Say “Hello” to your new collaborators

Put bluntly, I wouldn’t want people to begin hiring those from non-liberal groups in greater numbers and believe this will, de facto, improve the quality of their research. More specifically, while greater political diversity might, to some extent, reduce the number of bad research projects by diluting or checking existing liberal biases, I don’t know that it would increase in the number of good papers substantially; the relative numbers might change, but I’m more concerned with the absolutes, as a field which fails to produce quality research in sufficient quantities is not demonstrating much value (just like how the guy without a particular failing doesn’t necessarily offer much as a dating prospect). In my humble (and no doubt biased, but not necessarily incorrect) view, there is an important dimension of thought along which I do not wish psychologists to differ, and that is in their application of evolutionary theory as a guiding foundation for their work. Evolutionary theory not only allows one to find previously unappreciated aspects of psychological functioning by considerations of adaptive value, but also allows for building on previous research in a meaningful way and for the effective rooting out of problematic underlying assumptions. In that sense, even failed research projects can contribute in a more meaningful way when framed in an evolutionary perspective, relative to failed projects lacking one.

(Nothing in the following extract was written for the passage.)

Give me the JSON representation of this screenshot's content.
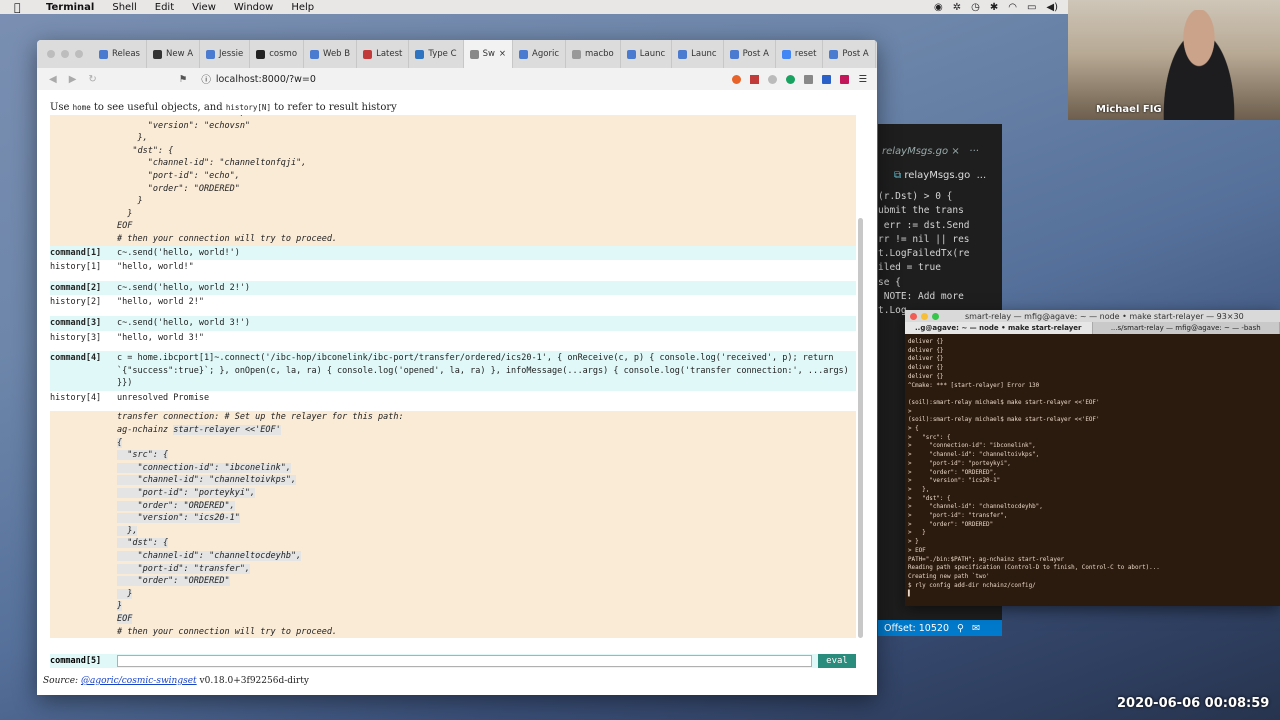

Evolutionary theory is by no means a cure-all for the bias problem; people will still sometimes get caught up trying to rationalize behaviors or preferences they morally approve of – like homosexuality – as adaptive, for example. In spite of that, I do not particularly hope to see a diversity of perspectives in psychology regarding the theoretical language we all ought to speak by this point. There are many more ways to think about psychology unproductively than there are of doing it well, and more diversity in those respects will make for a much weaker science.

References: Duarte , J., Crawford, J., Stern, C., Haidt, J., Jussim, L., & Tetlock, P. (2015). Political diversity will improve social psychological science. Behavioral & Brain Sciences, 38, 1-58.